The private equity firm is working with Lazard and plans to select underwriters for the potential share sale in the coming weeks. It is considering listing the business in Amsterdam next year.
Dating group ParshipMeet prepares for IPO in 2022. (FS)
ParshipMeet, a dating group, started preparations for an IPO next year as its private equity shareholder seeks to benefit from high sector valuations and sell some of its stake, Reuters reported.
ParshipMeet, which is 43% owned by buyout group General Atlantic and 53% by German broadcaster ProSiebenSat 1 Media, has invited banks to pitch for roles in the listing.
Investment bank Evercore is helping ParshipMeet's shareholders with the IPO preparations and the choice of banks to organise the transaction, which is expected to take place in the first half of 2022.
Clearlake-backed Provation, a software and SaaS provider of procedure documentation and clinical decision support solutions, completed the acquisition of endoPRO and software portfolios from Pentax, an endoscopic products and services provider. Financial terms were not disclosed.

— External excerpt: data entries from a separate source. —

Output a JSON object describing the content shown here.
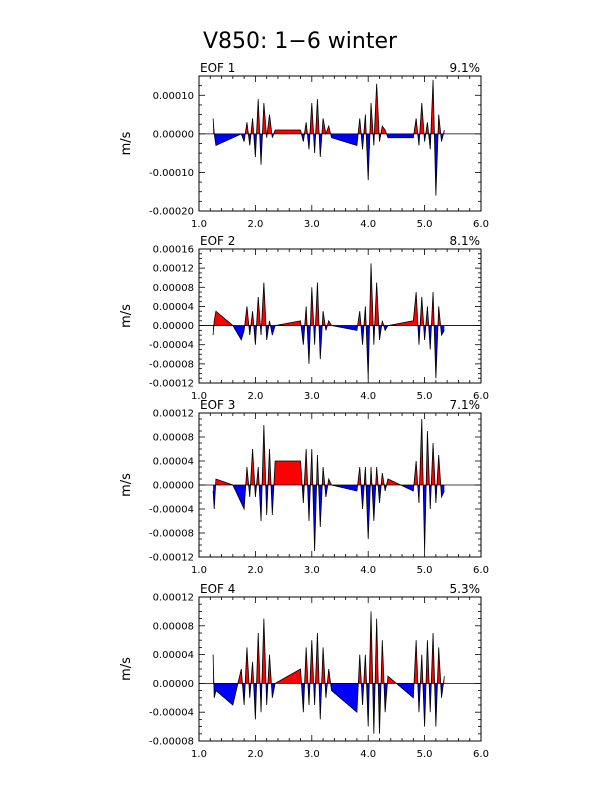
{
  "colors": {
    "positive": "#ff0000",
    "negative": "#0000ff",
    "line": "#000000"
  },
  "chart_data": {
    "type": "area",
    "title": "V850: 1−6 winter",
    "xlim": [
      1.0,
      6.0
    ],
    "x_ticks": [
      "1.0",
      "2.0",
      "3.0",
      "4.0",
      "5.0",
      "6.0"
    ],
    "ylabel": "m/s",
    "panels": [
      {
        "label": "EOF 1",
        "variance": "9.1%",
        "ylim": [
          -0.0002,
          0.00015
        ],
        "y_ticks": [
          "-0.00020",
          "-0.00010",
          "0.00000",
          "0.00010"
        ],
        "y_tick_values": [
          -0.0002,
          -0.0001,
          0.0,
          0.0001
        ],
        "x": [
          1.25,
          1.27,
          1.3,
          1.6,
          1.75,
          1.8,
          1.85,
          1.9,
          1.95,
          2.0,
          2.05,
          2.1,
          2.15,
          2.2,
          2.25,
          2.3,
          2.35,
          2.8,
          2.85,
          2.9,
          2.95,
          3.0,
          3.05,
          3.1,
          3.15,
          3.2,
          3.25,
          3.3,
          3.35,
          3.8,
          3.85,
          3.9,
          3.95,
          4.0,
          4.05,
          4.1,
          4.15,
          4.2,
          4.25,
          4.3,
          4.35,
          4.8,
          4.85,
          4.9,
          4.95,
          5.0,
          5.05,
          5.1,
          5.15,
          5.2,
          5.25,
          5.3,
          5.35
        ],
        "values": [
          4e-05,
          0.0,
          -3e-05,
          -1e-05,
          0.0,
          -2e-05,
          3e-05,
          -3e-05,
          4e-05,
          -6e-05,
          9e-05,
          -8e-05,
          8e-05,
          -1e-05,
          5e-05,
          -1e-05,
          1e-05,
          1e-05,
          -2e-05,
          3e-05,
          -4e-05,
          8e-05,
          -5e-05,
          9e-05,
          -6e-05,
          4e-05,
          0.0,
          2e-05,
          -1e-05,
          -3e-05,
          4e-05,
          -4e-05,
          5e-05,
          -0.00012,
          8e-05,
          -3e-05,
          0.00013,
          -2e-05,
          2e-05,
          1e-05,
          -1e-05,
          -1e-05,
          4e-05,
          -3e-05,
          8e-05,
          -2e-05,
          3e-05,
          -4e-05,
          0.00014,
          -0.00016,
          5e-05,
          -2e-05,
          1e-05
        ]
      },
      {
        "label": "EOF 2",
        "variance": "8.1%",
        "ylim": [
          -0.00012,
          0.00016
        ],
        "y_ticks": [
          "-0.00012",
          "-0.00008",
          "-0.00004",
          "0.00000",
          "0.00004",
          "0.00008",
          "0.00012",
          "0.00016"
        ],
        "y_tick_values": [
          -0.00012,
          -8e-05,
          -4e-05,
          0.0,
          4e-05,
          8e-05,
          0.00012,
          0.00016
        ],
        "x": [
          1.25,
          1.27,
          1.3,
          1.6,
          1.75,
          1.8,
          1.85,
          1.9,
          1.95,
          2.0,
          2.05,
          2.1,
          2.15,
          2.2,
          2.25,
          2.3,
          2.35,
          2.8,
          2.85,
          2.9,
          2.95,
          3.0,
          3.05,
          3.1,
          3.15,
          3.2,
          3.25,
          3.3,
          3.35,
          3.8,
          3.85,
          3.9,
          3.95,
          4.0,
          4.05,
          4.1,
          4.15,
          4.2,
          4.25,
          4.3,
          4.35,
          4.8,
          4.85,
          4.9,
          4.95,
          5.0,
          5.05,
          5.1,
          5.15,
          5.2,
          5.25,
          5.3,
          5.35
        ],
        "values": [
          -2e-05,
          1e-05,
          3e-05,
          0.0,
          -3e-05,
          -1e-05,
          4e-05,
          -2e-05,
          3e-05,
          -4e-05,
          6e-05,
          -2e-05,
          9e-05,
          -3e-05,
          1e-05,
          -2e-05,
          0.0,
          1e-05,
          -4e-05,
          4e-05,
          -8e-05,
          8e-05,
          -4e-05,
          9e-05,
          -7e-05,
          3e-05,
          -1e-05,
          1e-05,
          0.0,
          -1e-05,
          3e-05,
          -4e-05,
          4e-05,
          -0.00011,
          0.00013,
          -4e-05,
          9e-05,
          -3e-05,
          1e-05,
          -1e-05,
          0.0,
          1e-05,
          7e-05,
          -4e-05,
          6e-05,
          -3e-05,
          4e-05,
          -5e-05,
          7e-05,
          -0.00011,
          4e-05,
          -2e-05,
          -1e-05
        ]
      },
      {
        "label": "EOF 3",
        "variance": "7.1%",
        "ylim": [
          -0.00012,
          0.00012
        ],
        "y_ticks": [
          "-0.00012",
          "-0.00008",
          "-0.00004",
          "0.00000",
          "0.00004",
          "0.00008",
          "0.00012"
        ],
        "y_tick_values": [
          -0.00012,
          -8e-05,
          -4e-05,
          0.0,
          4e-05,
          8e-05,
          0.00012
        ],
        "x": [
          1.25,
          1.27,
          1.3,
          1.6,
          1.75,
          1.8,
          1.85,
          1.9,
          1.95,
          2.0,
          2.05,
          2.1,
          2.15,
          2.2,
          2.25,
          2.3,
          2.35,
          2.8,
          2.85,
          2.9,
          2.95,
          3.0,
          3.05,
          3.1,
          3.15,
          3.2,
          3.25,
          3.3,
          3.35,
          3.8,
          3.85,
          3.9,
          3.95,
          4.0,
          4.05,
          4.1,
          4.15,
          4.2,
          4.25,
          4.3,
          4.35,
          4.8,
          4.85,
          4.9,
          4.95,
          5.0,
          5.05,
          5.1,
          5.15,
          5.2,
          5.25,
          5.3,
          5.35
        ],
        "values": [
          -1e-05,
          -4e-05,
          1e-05,
          0.0,
          -3e-05,
          -4e-05,
          3e-05,
          -2e-05,
          6e-05,
          -2e-05,
          3e-05,
          -6e-05,
          0.0001,
          -5e-05,
          6e-05,
          -5e-05,
          4e-05,
          4e-05,
          -3e-05,
          6e-05,
          -6e-05,
          6e-05,
          -0.00011,
          5e-05,
          -7e-05,
          3e-05,
          -2e-05,
          1e-05,
          0.0,
          -1e-05,
          3e-05,
          -4e-05,
          3e-05,
          -9e-05,
          3e-05,
          -6e-05,
          3e-05,
          -3e-05,
          2e-05,
          -1e-05,
          1e-05,
          -1e-05,
          4e-05,
          -3e-05,
          0.00011,
          -0.00011,
          9e-05,
          -4e-05,
          7e-05,
          -3e-05,
          5e-05,
          -2e-05,
          -1e-05
        ]
      },
      {
        "label": "EOF 4",
        "variance": "5.3%",
        "ylim": [
          -8e-05,
          0.00012
        ],
        "y_ticks": [
          "-0.00008",
          "-0.00004",
          "0.00000",
          "0.00004",
          "0.00008",
          "0.00012"
        ],
        "y_tick_values": [
          -8e-05,
          -4e-05,
          0.0,
          4e-05,
          8e-05,
          0.00012
        ],
        "x": [
          1.25,
          1.27,
          1.3,
          1.6,
          1.75,
          1.8,
          1.85,
          1.9,
          1.95,
          2.0,
          2.05,
          2.1,
          2.15,
          2.2,
          2.25,
          2.3,
          2.35,
          2.8,
          2.85,
          2.9,
          2.95,
          3.0,
          3.05,
          3.1,
          3.15,
          3.2,
          3.25,
          3.3,
          3.35,
          3.8,
          3.85,
          3.9,
          3.95,
          4.0,
          4.05,
          4.1,
          4.15,
          4.2,
          4.25,
          4.3,
          4.35,
          4.8,
          4.85,
          4.9,
          4.95,
          5.0,
          5.05,
          5.1,
          5.15,
          5.2,
          5.25,
          5.3,
          5.35
        ],
        "values": [
          4e-05,
          -2e-05,
          -1e-05,
          -3e-05,
          2e-05,
          -3e-05,
          5e-05,
          -2e-05,
          3e-05,
          -5e-05,
          7e-05,
          -4e-05,
          9e-05,
          -3e-05,
          4e-05,
          -2e-05,
          0.0,
          2e-05,
          -4e-05,
          5e-05,
          -3e-05,
          6e-05,
          -3e-05,
          7e-05,
          -5e-05,
          5e-05,
          -2e-05,
          2e-05,
          -1e-05,
          -4e-05,
          4e-05,
          -3e-05,
          4e-05,
          -6e-05,
          0.0001,
          -7e-05,
          9e-05,
          -7e-05,
          6e-05,
          -4e-05,
          1e-05,
          -2e-05,
          6e-05,
          -4e-05,
          4e-05,
          -6e-05,
          6e-05,
          -4e-05,
          7e-05,
          -6e-05,
          5e-05,
          -2e-05,
          1e-05
        ]
      }
    ]
  }
}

"Our goal with the acquisition of endoPRO is to increase productivity for more healthcare providers by bringing the latest Provation software solutions to an underserved market segment. Growth through acquisition is essential to Provation’s success in developing a comprehensive portfolio of leading clinical productivity solutions, and we are proud to welcome the dedicated endoPRO team to the Provation family," Daniel Hamburger, Provation CEO.
Clearlake Capital was advised by Lambert & Co. Provation was advised by District Capital Partners and Sidley Austin. Pentax was advised by McDermott Will & Emery.

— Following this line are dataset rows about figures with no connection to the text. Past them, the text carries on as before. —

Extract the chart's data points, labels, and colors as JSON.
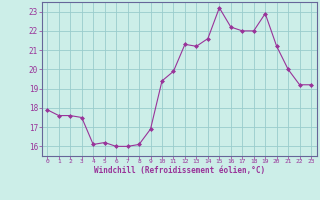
{
  "x": [
    0,
    1,
    2,
    3,
    4,
    5,
    6,
    7,
    8,
    9,
    10,
    11,
    12,
    13,
    14,
    15,
    16,
    17,
    18,
    19,
    20,
    21,
    22,
    23
  ],
  "y": [
    17.9,
    17.6,
    17.6,
    17.5,
    16.1,
    16.2,
    16.0,
    16.0,
    16.1,
    16.9,
    19.4,
    19.9,
    21.3,
    21.2,
    21.6,
    23.2,
    22.2,
    22.0,
    22.0,
    22.9,
    21.2,
    20.0,
    19.2,
    19.2
  ],
  "xlabel": "Windchill (Refroidissement éolien,°C)",
  "ylim": [
    15.5,
    23.5
  ],
  "xlim": [
    -0.5,
    23.5
  ],
  "yticks": [
    16,
    17,
    18,
    19,
    20,
    21,
    22,
    23
  ],
  "xticks": [
    0,
    1,
    2,
    3,
    4,
    5,
    6,
    7,
    8,
    9,
    10,
    11,
    12,
    13,
    14,
    15,
    16,
    17,
    18,
    19,
    20,
    21,
    22,
    23
  ],
  "line_color": "#993399",
  "bg_color": "#cceee8",
  "grid_color": "#99cccc",
  "axis_color": "#993399",
  "tick_color": "#993399",
  "label_color": "#993399",
  "spine_color": "#666699"
}
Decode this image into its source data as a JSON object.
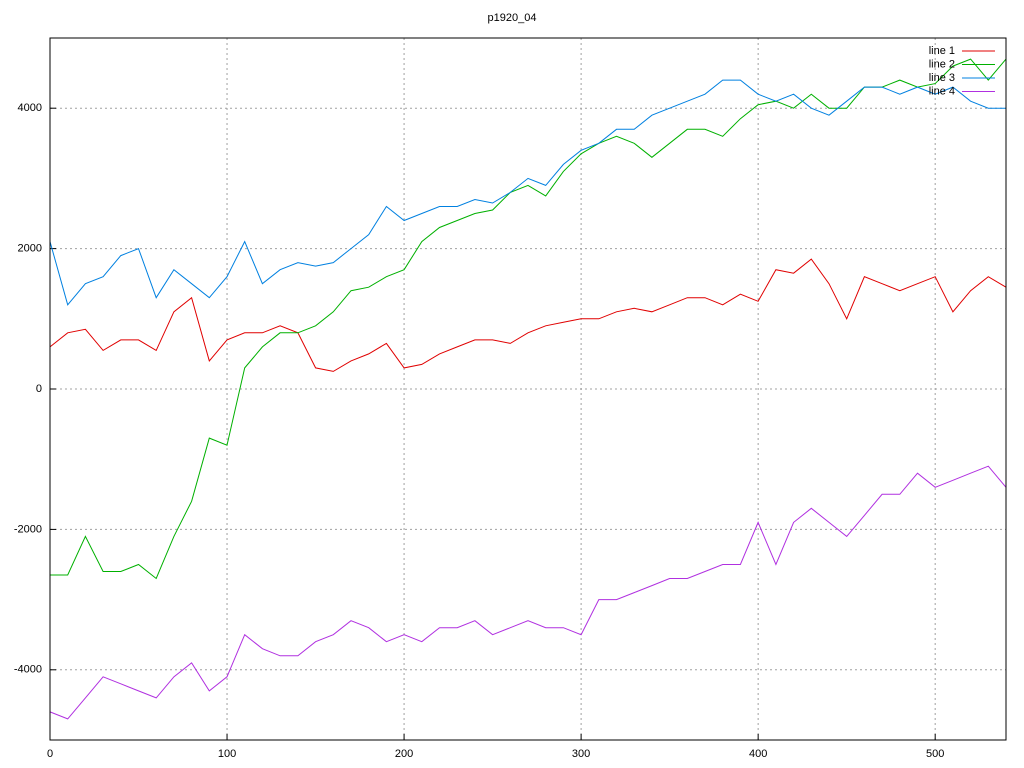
{
  "chart_data": {
    "type": "line",
    "title": "p1920_04",
    "x": [
      0,
      10,
      20,
      30,
      40,
      50,
      60,
      70,
      80,
      90,
      100,
      110,
      120,
      130,
      140,
      150,
      160,
      170,
      180,
      190,
      200,
      210,
      220,
      230,
      240,
      250,
      260,
      270,
      280,
      290,
      300,
      310,
      320,
      330,
      340,
      350,
      360,
      370,
      380,
      390,
      400,
      410,
      420,
      430,
      440,
      450,
      460,
      470,
      480,
      490,
      500,
      510,
      520,
      530,
      540
    ],
    "xlim": [
      0,
      540
    ],
    "ylim": [
      -5000,
      5000
    ],
    "xticks": [
      0,
      100,
      200,
      300,
      400,
      500
    ],
    "yticks": [
      -4000,
      -2000,
      0,
      2000,
      4000
    ],
    "grid": true,
    "legend": "top-right",
    "series": [
      {
        "name": "line 1",
        "color": "#e00000",
        "values": [
          600,
          800,
          850,
          550,
          700,
          700,
          550,
          1100,
          1300,
          400,
          700,
          800,
          800,
          900,
          800,
          300,
          250,
          400,
          500,
          650,
          300,
          350,
          500,
          600,
          700,
          700,
          650,
          800,
          900,
          950,
          1000,
          1000,
          1100,
          1150,
          1100,
          1200,
          1300,
          1300,
          1200,
          1350,
          1250,
          1700,
          1650,
          1850,
          1500,
          1000,
          1600,
          1500,
          1400,
          1500,
          1600,
          1100,
          1400,
          1600,
          1450
        ]
      },
      {
        "name": "line 2",
        "color": "#00b000",
        "values": [
          -2650,
          -2650,
          -2100,
          -2600,
          -2600,
          -2500,
          -2700,
          -2100,
          -1600,
          -700,
          -800,
          300,
          600,
          800,
          800,
          900,
          1100,
          1400,
          1450,
          1600,
          1700,
          2100,
          2300,
          2400,
          2500,
          2550,
          2800,
          2900,
          2750,
          3100,
          3350,
          3500,
          3600,
          3500,
          3300,
          3500,
          3700,
          3700,
          3600,
          3850,
          4050,
          4100,
          4000,
          4200,
          4000,
          4000,
          4300,
          4300,
          4400,
          4300,
          4350,
          4600,
          4700,
          4400,
          4700
        ]
      },
      {
        "name": "line 3",
        "color": "#0080e0",
        "values": [
          2100,
          1200,
          1500,
          1600,
          1900,
          2000,
          1300,
          1700,
          1500,
          1300,
          1600,
          2100,
          1500,
          1700,
          1800,
          1750,
          1800,
          2000,
          2200,
          2600,
          2400,
          2500,
          2600,
          2600,
          2700,
          2650,
          2800,
          3000,
          2900,
          3200,
          3400,
          3500,
          3700,
          3700,
          3900,
          4000,
          4100,
          4200,
          4400,
          4400,
          4200,
          4100,
          4200,
          4000,
          3900,
          4100,
          4300,
          4300,
          4200,
          4300,
          4200,
          4300,
          4100,
          4000,
          4000
        ]
      },
      {
        "name": "line 4",
        "color": "#b030e0",
        "values": [
          -4600,
          -4700,
          -4400,
          -4100,
          -4200,
          -4300,
          -4400,
          -4100,
          -3900,
          -4300,
          -4100,
          -3500,
          -3700,
          -3800,
          -3800,
          -3600,
          -3500,
          -3300,
          -3400,
          -3600,
          -3500,
          -3600,
          -3400,
          -3400,
          -3300,
          -3500,
          -3400,
          -3300,
          -3400,
          -3400,
          -3500,
          -3000,
          -3000,
          -2900,
          -2800,
          -2700,
          -2700,
          -2600,
          -2500,
          -2500,
          -1900,
          -2500,
          -1900,
          -1700,
          -1900,
          -2100,
          -1800,
          -1500,
          -1500,
          -1200,
          -1400,
          -1300,
          -1200,
          -1100,
          -1400
        ]
      }
    ]
  }
}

MediaTek, a Taiwanese fabless semiconductor company, led a $170m Series D2 funding round in Carsome, an integrated automotive e-commerce platform. Additional investors included Asia Partners, Gobi Partners, 500 Southeast Asia, Ondine Capital, MUFG Innovation Partners, Daiwa PI Partners, Catcha Group and Penjana Kapital.

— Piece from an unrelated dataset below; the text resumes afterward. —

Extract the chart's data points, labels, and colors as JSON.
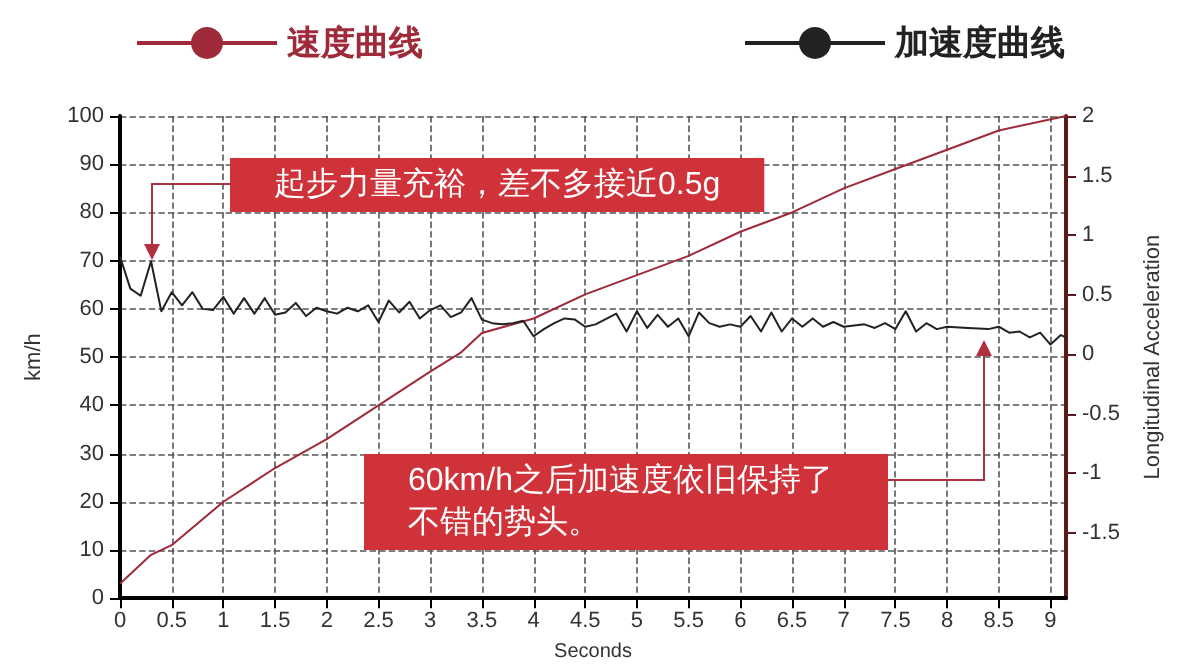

"We are deeply honored and encouraged by the confidence and support accorded by our investors. We are geared up to achieve even greater heights while rolling out Southeast Asia's integrated car e-commerce platform, now further solidified by various strengths within the ecosystem," Eric Cheng, Carsome Co-founder and CEO.
Siam Makro, the Cash & Carry operator in wholesale trade center for professional business operators in Thailand, agreed to acquire Lotus, a retail chain in Thailand, from Charoen Pokphand Group, a Thai conglomerate based in Bangkok, for $7bn.
Siam Makro can use Charoen Pokphand’s retailing expertise to help improve its property management and unlock value in the future. It will be able to collaborate with companies under the CP Group to boost revenue and optimise costs.
Singapore Exchange to issue easier rules for SPAC listings.
Singapore Exchange is preparing to roll out easier guidelines for listings of SPACs in the city-state, which would make it the first major Asian bourse to accept such investment vehicles, Reuters reported.
The changes come after SGX, which has struggled to capture large listings of high-growth companies, received market feedback that some of its earlier proposals were too strict.
Sunac to mull spinning off ski resorts for Hong Kong IPO.
Sunac China Holdings, a Chinese developer, considers spinning off its indoor ski parks business for a Hong Kong IPO as early as next year, Bloomberg reported.
The real estate giant is weighing a first-time share sale for its ice and snow assets to capitalize on the government’s push to boost the nation’s winter sports industry. The company may decide to spin off other units in the future, but has prioritized the ice and snow division because it is among the most profitable.